Rechercher dans ce blog

jeudi 19 mai 2011

Rusalka à l'opéra de Munich: les provocations de Kusej visent juste et la musique est sublime!

Le chef d'orchestre tchèque Tomas Hanus  dirigera la reprise de Rusalka, l'oeuvre la plus connue de son compatriote Antonin Dvořák, dont la première a eu lieu en ouverture de saison. Hanus a attendu que des conditions d'excellence soient remplies avant de s'attaquer à la direction d'un des plus beaux opéras du vingtième siècle, qui a connu sa première représentation en 1901. Le Bayerische Staatsoper a répondu aux exigences du maestro et lui a offert un orchestre renommé qui sait interpréter les douceurs subtiles de l'oeuvre et répondre à la la précision de ses indications : en octobre, on avait senti comme une histoire d'amour au service de la musique entre l'orchestre et son dirigeant, avec des choeurs au métier assuré tant dans la maîtrise vocale que dans le jeu théâtral, et enfin un plateau de chanteurs exceptionnels. Le public est maintenu sous le charme de cette magie musicale synchrone pendant les trois heures de la représentation.

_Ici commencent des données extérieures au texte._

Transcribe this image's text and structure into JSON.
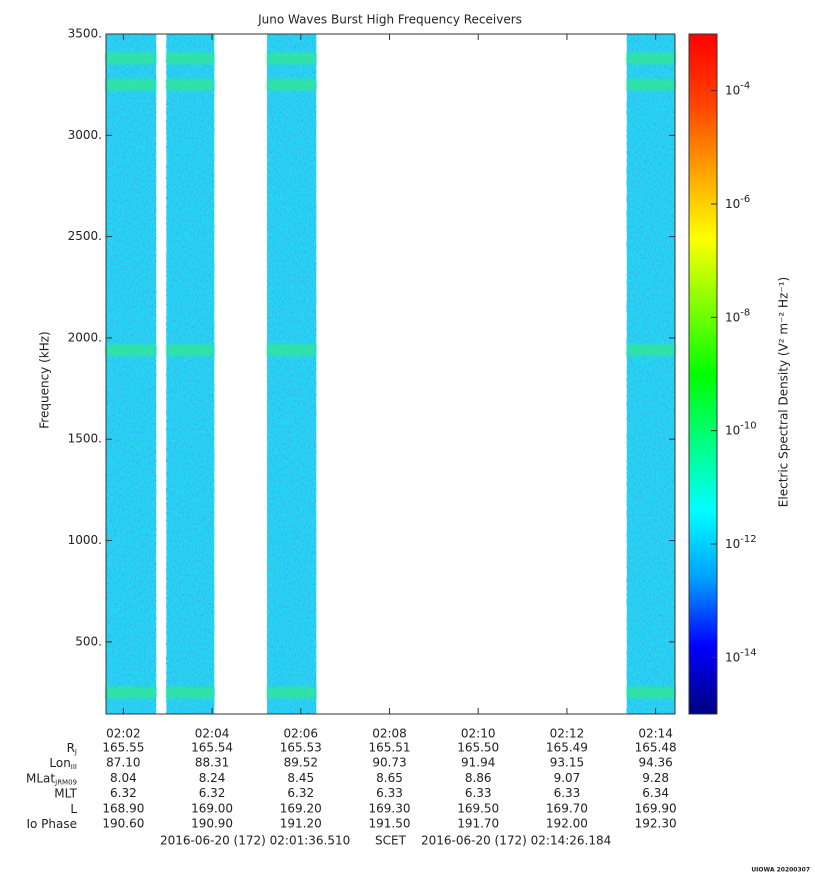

La jeune soprano lettone Kristine Opolais sait exprimer avec délicatesse et pathos toute la palette des souffrances du personnage. Opolais a de plus un art consommé de la scène, dont on sent qu'elle apprécie le jeu. Pourtant la mise en scène est exigeante, la sirène est par exemple plongée dans un aquarium, mais cela ne semble pas inquiéter Opolais qui  donne toute sa force vocale, avec des talents de tragédienne contemporaine. L'Ondin est porté par la voix puissante et chaude de la basse Günther Groissböck, une voix wagnérienne qui peut confiner au sublime, avec un grand talent d'acteur. Le prince sera cette fois chanté par Dmitry Popov.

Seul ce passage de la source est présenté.